What distinguishes a person from a simple thing, is especially the difference between liberty and its opposite. A thing is that which is not free, consequently that which does not belong to itself, that which has no self, which has only a numerical individuality, a perfect effigy of true individuality, which is that of person.

A thing, not belonging to itself, belongs to the first person that takes possession of it and puts his mark on it.

A thing is not responsible for the movements which it has not willed, of which it is even ignorant. Person alone is responsible, for it is intelligent and free; and it is responsible for the use of its intelligence and freedom.

A thing has no dignity; dignity is only attached to person.

A thing has no value by itself; it has only that which person confers on it. It is purely an instrument whose whole value consists in the use that the person using it derives from it.[227]

Obligation implies liberty; where liberty is not, duty is wanting, and with duty right is wanting also.

It is because there is in me a being worthy of respect, that I have the duty of respecting it, and the right to make it respected by you. My duty is the exact measure of my right. The one is in direct ratio with the other. If I had no sacred duty to respect what makes my person, that is to say, my intelligence and my liberty, I should not have the right to defend it against your injuries. But as my person is inviolable and sacred in itself, it follows that, considered in relation to me, it imposes on me a duty, and, considered in relation to you, it confers on me a right.

I am not myself permitted to degrade the person that I am by abandoning myself to passion, to vice and crime, and I am not permitted to let it be degraded by you.

The person is inviolable; and it alone is inviolable.

It is inviolable not only in the intimate sanctuary of consciousness, but in all its legitimate manifestations, in its acts, in the product of its acts, even in the instruments that it makes its own by using them.

Therein is the foundation of the sanctity of property. The first property is the person. All other properties are derived from that.

Think of it well. It is not property in itself that has rights, it is the proprietor, it is the person that stamps upon it, with its own character, its right and its title.

The person cannot cease to belong to itself, without degrading itself,--it is to itself inalienable. The person has no right over itself; it cannot treat itself as a thing, cannot sell itself, cannot destroy itself, cannot in any way abolish its free will and its liberty, which are its constituent elements.

Why has the child already some rights? Because it will be a free being.

Why have the old man, returned to infancy, and the insane man still some rights? Because they have been free beings. We even respect liberty in its first glimmerings or its last vestiges. Why, on the other hand, have the insane man and the imbecile old man no longer all their rights?

Because they have lost liberty. Why do we enchain the furious madman?

Because he has lost knowledge and liberty. Why is slavery an abominable institution? Because it is an outrage upon what constitutes humanity.

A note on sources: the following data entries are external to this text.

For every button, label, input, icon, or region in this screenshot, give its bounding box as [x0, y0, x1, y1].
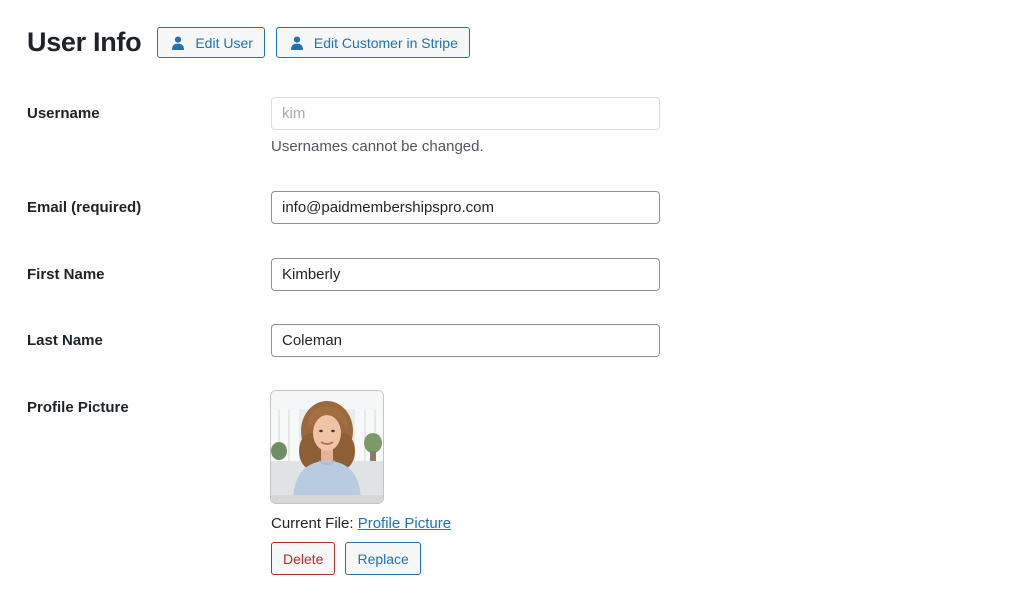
- replace-button[interactable]: Replace: [345, 542, 421, 575]
- username-description: Usernames cannot be changed.: [271, 138, 484, 155]
- email-input[interactable]: [271, 191, 660, 224]
- current-file-prefix: Current File:: [271, 515, 354, 532]
- username-input[interactable]: [271, 97, 660, 130]
- profile-picture-actions: Delete Replace: [271, 542, 451, 575]
- current-file-line: Current File: Profile Picture: [271, 515, 451, 532]
- user-icon: [171, 36, 185, 50]
- page-title: User Info: [27, 27, 142, 57]
- last-name-label: Last Name: [27, 332, 103, 349]
- email-field-wrap: [271, 191, 660, 224]
- email-label: Email (required): [27, 199, 142, 216]
- profile-picture-label: Profile Picture: [27, 399, 129, 416]
- profile-picture-image: [271, 391, 383, 503]
- last-name-input[interactable]: [271, 324, 660, 357]
- profile-picture-link[interactable]: Profile Picture: [358, 515, 451, 532]
- edit-user-button[interactable]: Edit User: [157, 27, 265, 58]
- user-info-page: User Info Edit User Edit Customer in Str…: [0, 0, 1024, 608]
- edit-customer-in-stripe-button[interactable]: Edit Customer in Stripe: [275, 27, 470, 58]
- user-icon: [290, 36, 304, 50]
- edit-customer-in-stripe-label: Edit Customer in Stripe: [313, 34, 458, 51]
- edit-user-label: Edit User: [195, 34, 253, 51]
- page-header: User Info Edit User Edit Customer in Str…: [27, 26, 481, 59]
- username-label: Username: [27, 105, 100, 122]
- profile-picture-field-wrap: Current File: Profile Picture Delete Rep…: [271, 391, 451, 575]
- last-name-field-wrap: [271, 324, 660, 357]
- first-name-field-wrap: [271, 258, 660, 291]
- first-name-input[interactable]: [271, 258, 660, 291]
- username-field-wrap: Usernames cannot be changed.: [271, 97, 660, 155]
- first-name-label: First Name: [27, 266, 105, 283]
- delete-button[interactable]: Delete: [271, 542, 336, 575]
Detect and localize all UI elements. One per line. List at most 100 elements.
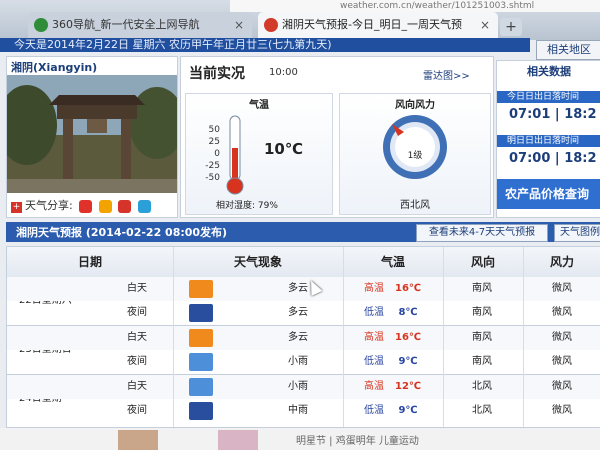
close-tab-icon[interactable]: × bbox=[234, 12, 244, 38]
weather-text: 小雨 bbox=[288, 381, 308, 392]
temp-value: 12℃ bbox=[394, 381, 422, 392]
thumbnail-image[interactable] bbox=[218, 430, 258, 450]
forecast-title: 湘阴天气预报 (2014-02-22 08:00发布) bbox=[16, 226, 228, 239]
temp-label: 高温 bbox=[364, 283, 384, 294]
current-conditions-panel: 当前实况 10:00 雷达图>> 气温 50 25 0 -25 -50 10℃ … bbox=[180, 56, 494, 218]
cloudy-day-icon bbox=[189, 280, 213, 298]
temperature-box: 气温 50 25 0 -25 -50 10℃ 相对湿度: 79% bbox=[185, 93, 333, 215]
tomorrow-sun-times: 07:00 | 18:2 bbox=[509, 151, 597, 166]
table-row: 夜间 中雨 低温 9℃ 北风 微风 bbox=[7, 399, 600, 423]
wind-dir: 北风 bbox=[472, 381, 492, 392]
header-wind-direction: 风向 bbox=[443, 247, 523, 278]
tomorrow-sun-label: 明日日出日落时间 bbox=[497, 135, 600, 147]
wind-dir: 南风 bbox=[472, 283, 492, 294]
moderate-rain-icon bbox=[189, 402, 213, 420]
thermometer-icon bbox=[226, 115, 244, 195]
new-tab-button[interactable]: + bbox=[500, 18, 522, 36]
forecast-header-bar: 湘阴天气预报 (2014-02-22 08:00发布) 查看未来4-7天天气预报… bbox=[6, 222, 600, 242]
radar-link[interactable]: 雷达图>> bbox=[423, 67, 470, 82]
share-plus-icon[interactable]: + bbox=[11, 202, 22, 213]
browser-tab-360[interactable]: 360导航_新一代安全上网导航 × bbox=[28, 12, 252, 38]
table-row: 白天 多云 高温 16℃ 南风 微风 bbox=[7, 277, 600, 301]
scale-tick: 0 bbox=[214, 149, 220, 159]
column-divider bbox=[173, 247, 174, 427]
scale-tick: 25 bbox=[208, 137, 220, 147]
related-data-sidebar: 相关数据 今日日出日落时间 07:01 | 18:2 明日日出日落时间 07:0… bbox=[496, 60, 600, 218]
period: 白天 bbox=[127, 332, 147, 343]
current-title: 当前实况 bbox=[189, 66, 245, 82]
relative-humidity: 相对湿度: 79% bbox=[216, 201, 278, 211]
wind-box: 风向风力 1级 西北风 bbox=[339, 93, 491, 215]
wind-compass-icon bbox=[383, 115, 447, 179]
weibo-icon[interactable] bbox=[79, 199, 93, 213]
temp-label: 低温 bbox=[364, 307, 384, 318]
browser-tab-weather[interactable]: 湘阴天气预报-今日_明日_一周天气预 × bbox=[258, 12, 498, 38]
renren-icon[interactable] bbox=[118, 199, 132, 213]
wind-force: 微风 bbox=[552, 332, 572, 343]
header-weather: 天气现象 bbox=[173, 247, 343, 278]
wind-label: 风向风力 bbox=[395, 100, 435, 111]
view-4-7-day-button[interactable]: 查看未来4-7天天气预报 bbox=[416, 224, 548, 242]
weather-text: 多云 bbox=[288, 307, 308, 318]
city-name: 湘阴(Xiangyin) bbox=[11, 61, 98, 74]
wind-force: 微风 bbox=[552, 307, 572, 318]
temp-value: 16℃ bbox=[394, 283, 422, 294]
weather-text: 中雨 bbox=[288, 405, 308, 416]
wind-force: 微风 bbox=[552, 356, 572, 367]
current-time: 10:00 bbox=[269, 67, 298, 78]
temp-label: 低温 bbox=[364, 405, 384, 416]
scale-tick: 50 bbox=[208, 125, 220, 135]
wind-level: 1级 bbox=[407, 151, 423, 161]
wind-dir: 南风 bbox=[472, 356, 492, 367]
thermometer-scale: 50 25 0 -25 -50 bbox=[200, 124, 220, 184]
forecast-table: 日期 天气现象 气温 风向 风力 22日星期六 白天 多云 高温 16℃ 南风 … bbox=[6, 246, 600, 428]
temp-value: 16℃ bbox=[394, 332, 422, 343]
cloudy-day-icon bbox=[189, 329, 213, 347]
sidebar-title: 相关数据 bbox=[497, 61, 600, 83]
bottom-strip: 明星节 | 鸡蛋明年 儿童运动 bbox=[0, 428, 600, 450]
city-gate-photo bbox=[7, 75, 177, 193]
period: 夜间 bbox=[127, 405, 147, 416]
column-divider bbox=[343, 247, 344, 427]
column-divider bbox=[443, 247, 444, 427]
weather-legend-button[interactable]: 天气图例 bbox=[554, 224, 600, 242]
close-tab-icon[interactable]: × bbox=[480, 12, 490, 38]
footer-links[interactable]: 明星节 | 鸡蛋明年 儿童运动 bbox=[296, 432, 419, 447]
wind-direction: 西北风 bbox=[400, 200, 430, 211]
table-row: 夜间 多云 低温 8℃ 南风 微风 bbox=[7, 301, 600, 325]
cloudy-night-icon bbox=[189, 304, 213, 322]
share-label: 天气分享: bbox=[25, 199, 73, 212]
temperature-label: 气温 bbox=[249, 100, 269, 111]
table-row: 白天 小雨 高温 12℃ 北风 微风 bbox=[7, 375, 600, 399]
temp-label: 高温 bbox=[364, 332, 384, 343]
wind-dir: 南风 bbox=[472, 332, 492, 343]
360-logo-icon bbox=[34, 18, 48, 32]
qzone-icon[interactable] bbox=[98, 199, 112, 213]
agri-price-link[interactable]: 农产品价格查询 bbox=[497, 179, 600, 209]
city-panel: 湘阴(Xiangyin) + 天气分享: bbox=[6, 56, 178, 218]
temp-label: 低温 bbox=[364, 356, 384, 367]
period: 夜间 bbox=[127, 356, 147, 367]
tomorrow-sunrise: 07:00 bbox=[509, 151, 551, 166]
thumbnail-image[interactable] bbox=[118, 430, 158, 450]
header-wind-force: 风力 bbox=[523, 247, 600, 278]
wind-force: 微风 bbox=[552, 405, 572, 416]
wind-dir: 北风 bbox=[472, 405, 492, 416]
screen: weather.com.cn/weather/101251003.shtml 3… bbox=[0, 0, 600, 450]
weather-share: + 天气分享: bbox=[11, 197, 151, 213]
temp-value: 8℃ bbox=[398, 307, 418, 318]
today-sun-times: 07:01 | 18:2 bbox=[509, 107, 597, 122]
light-rain-icon bbox=[189, 353, 213, 371]
table-row: 夜间 小雨 低温 9℃ 南风 微风 bbox=[7, 350, 600, 374]
temp-value: 9℃ bbox=[398, 356, 418, 367]
current-temperature: 10℃ bbox=[264, 140, 304, 158]
tab-title: 湘阴天气预报-今日_明日_一周天气预 bbox=[282, 18, 462, 31]
tencent-weibo-icon[interactable] bbox=[137, 199, 151, 213]
scale-tick: -50 bbox=[205, 173, 220, 183]
table-row: 白天 多云 高温 16℃ 南风 微风 bbox=[7, 326, 600, 350]
related-regions-button[interactable]: 相关地区 bbox=[536, 40, 600, 60]
url-bar[interactable]: weather.com.cn/weather/101251003.shtml bbox=[230, 0, 600, 12]
today-sun-label: 今日日出日落时间 bbox=[497, 91, 600, 103]
light-rain-icon bbox=[189, 378, 213, 396]
weather-text: 多云 bbox=[288, 332, 308, 343]
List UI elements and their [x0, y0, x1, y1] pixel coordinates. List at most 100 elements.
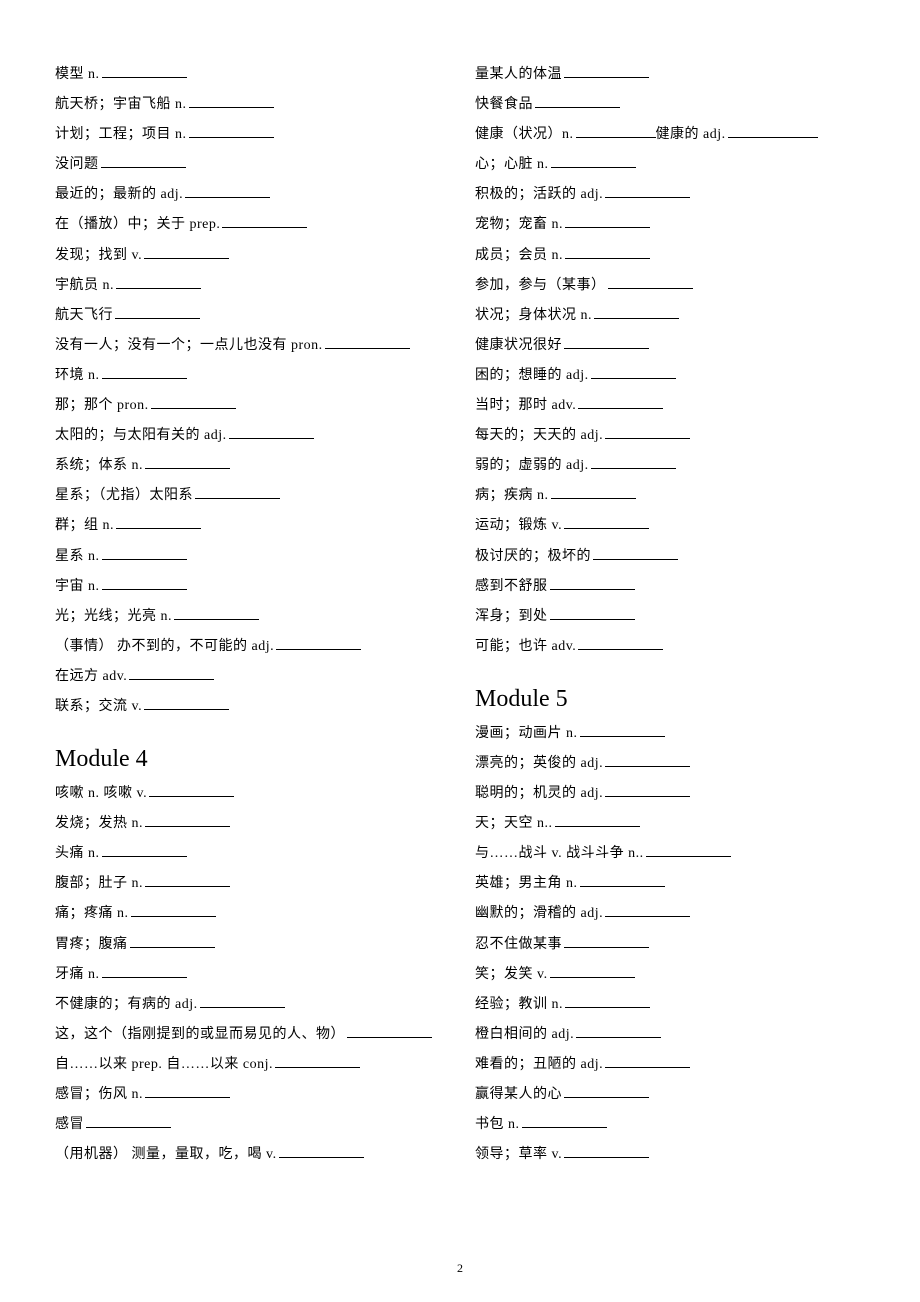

This is the reason why, in fine, certain extreme devotions are sometimes sublime faults, and no one is permitted to offer them, much less to demand them. There is no legitimate devotion against the very essence of right, against liberty, against justice, against the dignity of the human person.

We have not been able to speak of liberty, without indicating a certain number of moral notions of the highest importance which it contains and explains; but we could not pursue this development without encroaching upon the domain of private and public ethics and anticipating the following lecture.